Ok, troubleshooting time. The first step is to check voltages, I measured the VDD on one of the bypass caps and it was 3V, power is good. Next, I measured the VDD on the programming connector and it was 1.6V. The only thing in series with the connector is a 100 Ohm resistor, maybe I connected something wrong and the programmer is loading it down? Disconnected the programmer and measured again, no change, still 1.6V. Ok, this doesn't make any sense, there's a voltage drop across a resistor without any current. Let me check the resistor value just to make sure, switch the meter into resistance mode, take a measure and... 10 MOhm.
Ok, so what's happening is that what was supposed to be a 100 Ohm resistor is instead 10 MOhm, now it makes more sense, when I measure the voltage the meter is loading down the circuit. Next question is, how has this happened, I double-checked the BOM before placing the order, this can't be my fault, right? Let me check on the schematic and... no It's my fault, I had specified the wrong part number for all the 100 Ohm resistors.
Now that I know what's wrong, it's time to fix it.

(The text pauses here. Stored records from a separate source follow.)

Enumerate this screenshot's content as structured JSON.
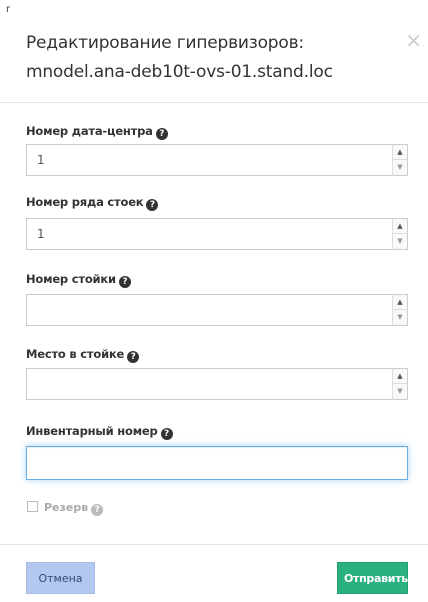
{
  "modal": {
    "corner_mark": "r",
    "title": "Редактирование гипервизоров: mnodel.ana-deb10t-ovs-01.stand.loc",
    "close_glyph": "×"
  },
  "fields": {
    "datacenter": {
      "label": "Номер дата-центра",
      "value": "1"
    },
    "rack_row": {
      "label": "Номер ряда стоек",
      "value": "1"
    },
    "rack": {
      "label": "Номер стойки",
      "value": ""
    },
    "rack_place": {
      "label": "Место в стойке",
      "value": ""
    },
    "inventory": {
      "label": "Инвентарный номер",
      "value": ""
    }
  },
  "reserve": {
    "label": "Резерв",
    "checked": false
  },
  "footer": {
    "cancel_label": "Отмена",
    "submit_label": "Отправить"
  },
  "icons": {
    "help": "question-circle-icon",
    "close": "close-icon",
    "spin_up": "▲",
    "spin_down": "▼"
  },
  "colors": {
    "cancel_bg": "#b3c8ef",
    "submit_bg": "#2bb07f",
    "focus_border": "#66afe9"
  }
}
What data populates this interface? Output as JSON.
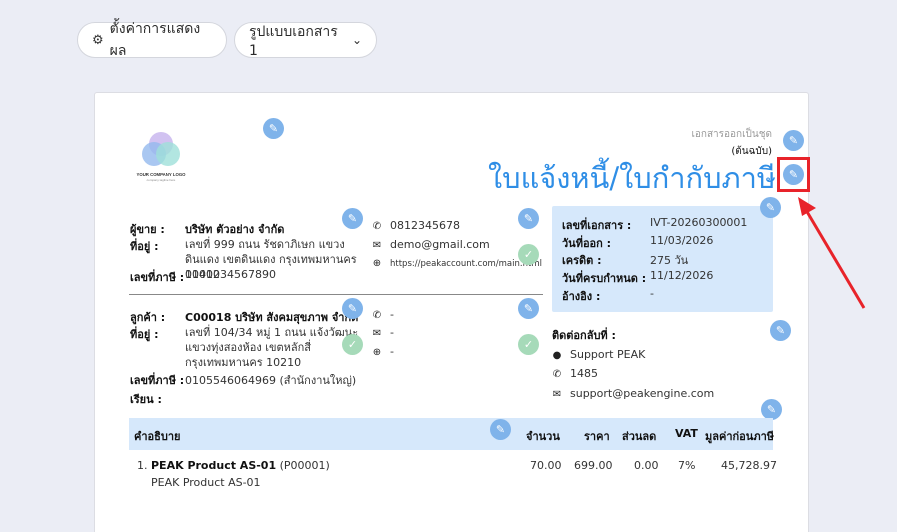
{
  "toolbar": {
    "display_settings_label": "ตั้งค่าการแสดงผล",
    "doc_format_label": "รูปแบบเอกสาร 1"
  },
  "header": {
    "logo_text": "YOUR COMPANY LOGO",
    "logo_subtext": "company tagline here",
    "copy_type": "เอกสารออกเป็นชุด",
    "original_label": "(ต้นฉบับ)",
    "title": "ใบแจ้งหนี้/ใบกำกับภาษี"
  },
  "seller": {
    "label": "ผู้ขาย :",
    "name": "บริษัท ตัวอย่าง จำกัด",
    "address_label": "ที่อยู่ :",
    "address": "เลขที่ 999 ถนน รัชดาภิเษก แขวงดินแดง เขตดินแดง กรุงเทพมหานคร 10400",
    "tax_label": "เลขที่ภาษี :",
    "tax_id": "0101234567890",
    "phone": "0812345678",
    "email": "demo@gmail.com",
    "website": "https://peakaccount.com/main.html"
  },
  "customer": {
    "label": "ลูกค้า :",
    "name": "C00018 บริษัท สังคมสุขภาพ จำกัด",
    "address_label": "ที่อยู่ :",
    "address": "เลขที่ 104/34 หมู่ 1 ถนน แจ้งวัฒนะ แขวงทุ่งสองห้อง เขตหลักสี่ กรุงเทพมหานคร 10210",
    "tax_label": "เลขที่ภาษี :",
    "tax_id": "0105546064969 (สำนักงานใหญ่)",
    "attn_label": "เรียน :",
    "phone": "-",
    "email": "-",
    "website": "-"
  },
  "doc_info": {
    "number_label": "เลขที่เอกสาร :",
    "number": "IVT-20260300001",
    "issue_label": "วันที่ออก :",
    "issue_date": "11/03/2026",
    "credit_label": "เครดิต :",
    "credit": "275 วัน",
    "due_label": "วันที่ครบกำหนด :",
    "due_date": "11/12/2026",
    "ref_label": "อ้างอิง :",
    "ref": "-"
  },
  "contact": {
    "label": "ติดต่อกลับที่ :",
    "name": "Support PEAK",
    "phone": "1485",
    "email": "support@peakengine.com"
  },
  "table": {
    "headers": {
      "description": "คำอธิบาย",
      "qty": "จำนวน",
      "price": "ราคา",
      "discount": "ส่วนลด",
      "vat": "VAT",
      "amount": "มูลค่าก่อนภาษี"
    },
    "rows": [
      {
        "index": "1.",
        "name": "PEAK Product AS-01",
        "code": "(P00001)",
        "subtitle": "PEAK Product AS-01",
        "qty": "70.00",
        "price": "699.00",
        "discount": "0.00",
        "vat": "7%",
        "amount": "45,728.97"
      }
    ]
  },
  "colors": {
    "title_blue": "#2f8ee6",
    "pen_blue": "#7fb3ea",
    "info_bg": "#d6e8fb",
    "highlight_red": "#e8232a"
  }
}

The only problem is that I don't have a stock of 100 Ohm 0603 resistors, luckily I have salvaged plenty of boards, time to disorder some resistors.
Does anybody need 10 MOhm resistors?
I've replaced all the resistors, let's try again. This time I connected the programmer, the micro was detected correctly and I was able to program it.
This is my current setup. In the middle is my new board connected to the display. the STM32 Discovery on the right is used as a programmer, the USB to Serial converter is used to send commands to the micro. Power comes from 6 NiMH AA cells.